The types of the arguments must be integer or pointer. If it is a pointer, it must point to a valid address in the target process. The number of arguments must be less than or equal to six.

Note

If the function in the target process internally calls non-async-signal-safe functions, it may stop the target process or cause unexpected behaviour.

See also

injector_remote_func_addr(), injector_remote_vcall()
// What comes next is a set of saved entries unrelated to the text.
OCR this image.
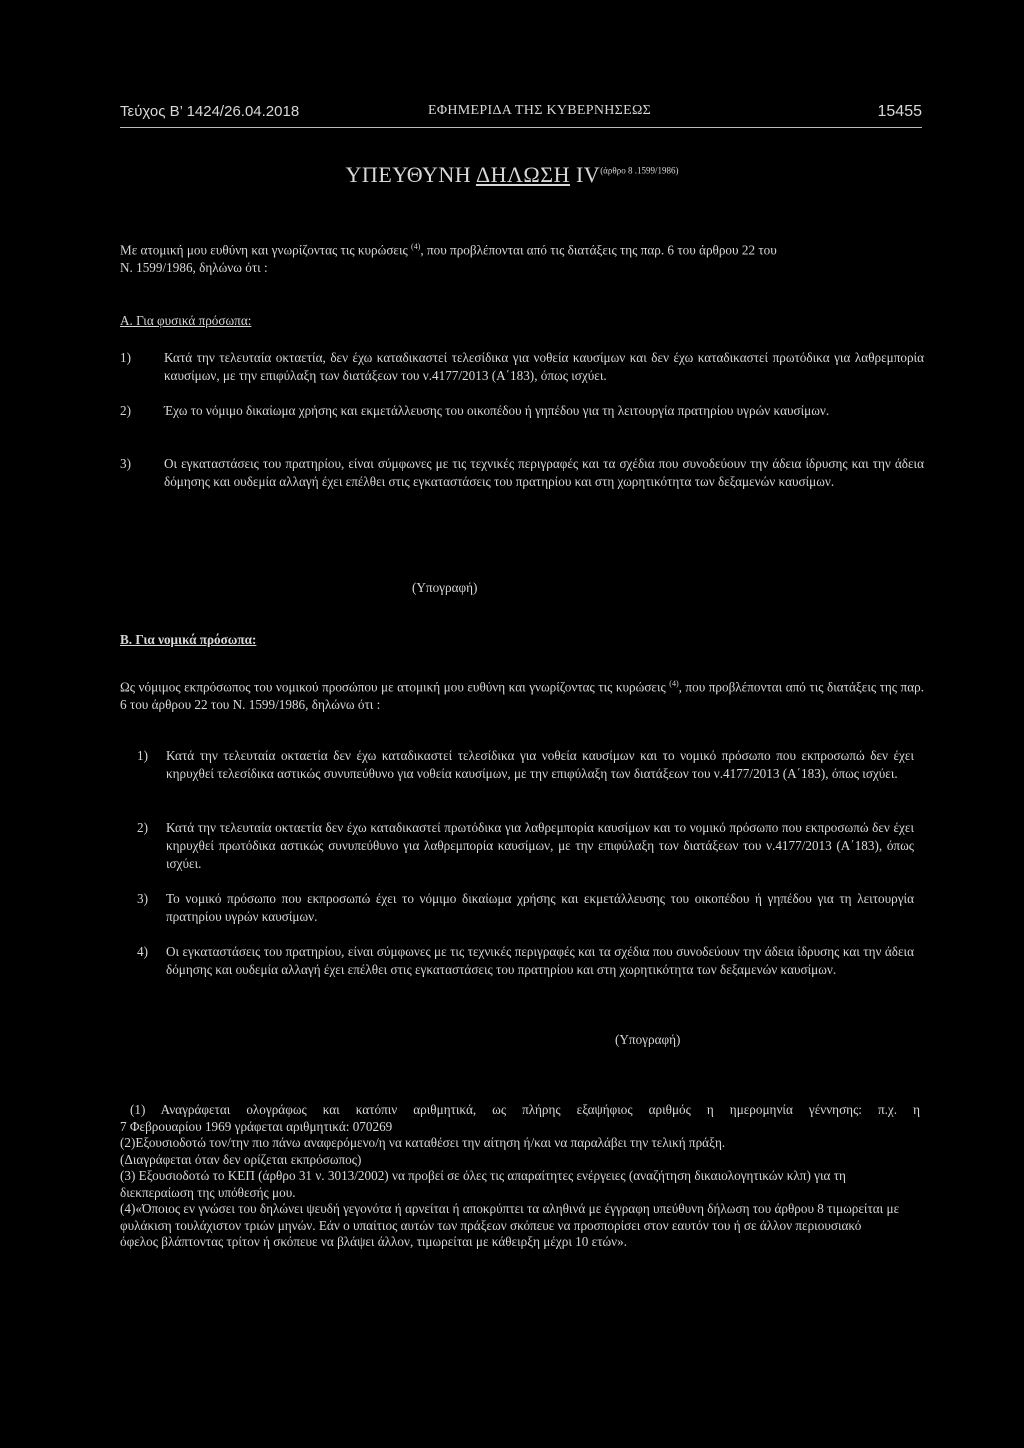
Τεύχος Β’ 1424/26.04.2018	ΕΦΗΜΕΡΙΔΑ ΤΗΣ ΚΥΒΕΡΝΗΣΕΩΣ	15455
ΥΠΕΥΘΥΝΗ ΔΗΛΩΣΗ $IV^{(ά\rho\theta\rho o 8 .1599/1986)}$
Με ατομική μου ευθύνη και γνωρίζοντας τις κυρώσεις $^{(4)}$, που προβλέπονται από τις διατάξεις της παρ. 6 του άρθρου 22 του
Ν. 1599/1986, δηλώνω ότι :
Α. Για φυσικά πρόσωπα:
1)	Κατά την τελευταία οκταετία, δεν έχω καταδικαστεί τελεσίδικα για νοθεία καυσίμων και δεν έχω καταδικαστεί πρωτόδικα για λαθρεμπορία καυσίμων, με την επιφύλαξη των διατάξεων του ν.4177/2013 (Α΄183), όπως ισχύει.
2)	Έχω το νόμιμο δικαίωμα χρήσης και εκμετάλλευσης του οικοπέδου ή γηπέδου για τη λειτουργία πρατηρίου υγρών καυσίμων.
3)	Οι εγκαταστάσεις του πρατηρίου, είναι σύμφωνες με τις τεχνικές περιγραφές και τα σχέδια που συνοδεύουν την άδεια ίδρυσης και την άδεια δόμησης και ουδεμία αλλαγή έχει επέλθει στις εγκαταστάσεις του πρατηρίου και στη χωρητικότητα των δεξαμενών καυσίμων.
(Υπογραφή)
Β. Για νομικά πρόσωπα:
Ως νόμιμος εκπρόσωπος του νομικού προσώπου με ατομική μου ευθύνη και γνωρίζοντας τις κυρώσεις $^{(4)}$, που προβλέπονται από τις διατάξεις της παρ. 6 του άρθρου 22 του Ν. 1599/1986, δηλώνω ότι :
1) Κατά την τελευταία οκταετία δεν έχω καταδικαστεί τελεσίδικα για νοθεία καυσίμων και το νομικό πρόσωπο που εκπροσωπώ δεν έχει κηρυχθεί τελεσίδικα αστικώς συνυπεύθυνο για νοθεία καυσίμων, με την επιφύλαξη των διατάξεων του ν.4177/2013 (Α΄183), όπως ισχύει.
2) Κατά την τελευταία οκταετία δεν έχω καταδικαστεί πρωτόδικα για λαθρεμπορία καυσίμων και το νομικό πρόσωπο που εκπροσωπώ δεν έχει κηρυχθεί πρωτόδικα αστικώς συνυπεύθυνο για λαθρεμπορία καυσίμων, με την επιφύλαξη των διατάξεων του ν.4177/2013 (Α΄183), όπως ισχύει.
3) Το νομικό πρόσωπο που εκπροσωπώ έχει το νόμιμο δικαίωμα χρήσης και εκμετάλλευσης του οικοπέδου ή γηπέδου για τη λειτουργία πρατηρίου υγρών καυσίμων.
4) Οι εγκαταστάσεις του πρατηρίου, είναι σύμφωνες με τις τεχνικές περιγραφές και τα σχέδια που συνοδεύουν την άδεια ίδρυσης και την άδεια δόμησης και ουδεμία αλλαγή έχει επέλθει στις εγκαταστάσεις του πρατηρίου και στη χωρητικότητα των δεξαμενών καυσίμων.
(Υπογραφή)
(1) Αναγράφεται ολογράφως και κατόπιν αριθμητικά, ως πλήρης εξαψήφιος αριθμός η ημερομηνία γέννησης: π.χ. η
7 Φεβρουαρίου 1969 γράφεται αριθμητικά: 070269
(2)Εξουσιοδοτώ τον/την πιο πάνω αναφερόμενο/η να καταθέσει την αίτηση ή/και να παραλάβει την τελική πράξη.
(Διαγράφεται όταν δεν ορίζεται εκπρόσωπος)
(3) Εξουσιοδοτώ το ΚΕΠ (άρθρο 31 ν. 3013/2002) να προβεί σε όλες τις απαραίτητες ενέργειες (αναζήτηση δικαιολογητικών κλπ) για τη διεκπεραίωση της υπόθεσής μου.
(4)«Όποιος εν γνώσει του δηλώνει ψευδή γεγονότα ή αρνείται ή αποκρύπτει τα αληθινά με έγγραφη υπεύθυνη δήλωση του άρθρου 8 τιμωρείται με φυλάκιση τουλάχιστον τριών μηνών. Εάν ο υπαίτιος αυτών των πράξεων σκόπευε να προσπορίσει στον εαυτόν του ή σε άλλον περιουσιακό όφελος βλάπτοντας τρίτον ή σκόπευε να βλάψει άλλον, τιμωρείται με κάθειρξη μέχρι 10 ετών».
injector_remote_func_addr()

int injector_remote_func_addr	(	injector_t *	injector,
		void *	handle,
		const char *	name,
		size_t *	func_addr_out
	)

Get the function address in the target process (Linux and Windows only)

Parameters

[in]	injector	the injector handle specifying the target process
[in]	handle	the module handle created by injector_inject or special-handles such as RTLD_DEFAULT
[in]	name	the function name
[out]	func_addr_out	the address where the function address in the target process will be stored

Returns

zero on success. Otherwise, error code

Example

Inject libfoo.so and then call foo_func(1, 2, 3) in it.

void *handle;
// inject libfoo.so and get the handle
if (injector_inject(injector, "libfoo.so", &handle) != 0) {
   return;
}
size_t func_addr;
// get the address of foo_func in the handle
if (injector_remote_func_addr(injector, handle, "foo_func", &func_addr) != 0) {
   return;
}
intptr_t retval;
// call foo_func
if (injector_remote_call(injector, &retval, func_addr, 1, 2, 3) != 0) {
   return;
}
printf("The return value of foo_func(1, 2, 3) is %ld.\n", retval);

injector_remote_vcall()

int injector_remote_vcall	(	injector_t *	injector,
		intptr_t *	retval,
		size_t	func_addr,
		va_list	ap
	)

Call the function in the target process (Linux and Windows only)

Parameters

[in]	injector	the injector handle specifying the target process
[out]	retval	NULL or the address where the return value of the function call will be stored
[in]	func_addr	the function address in the target process
[in]	ap	arguments passed to the function

Returns

zero on success. Otherwise, error code

Remarks

The types of the arguments must be integer or pointer. If it is a pointer, it must point to a valid address in the target process. The number of arguments must be less than or equal to six.

Note

If the function in the target process internally calls non-async-signal-safe functions, it may stop the target process or cause unexpected behaviour.

See also

injector_remote_func_addr(), injector_remote_call()

injector_uninject()

int injector_uninject	(	injector_t *	injector,
		void *	handle
	)

Uninject the shared library specified by handle.

Parameters

[in]	injector	the injector handle specifying the target process
[in]	handle	the module handle created by injector_inject

Returns

zero on success. Otherwise, error code

Remarks

This fearute isn't supported for musl-libc processes. See Functional differences from glibc.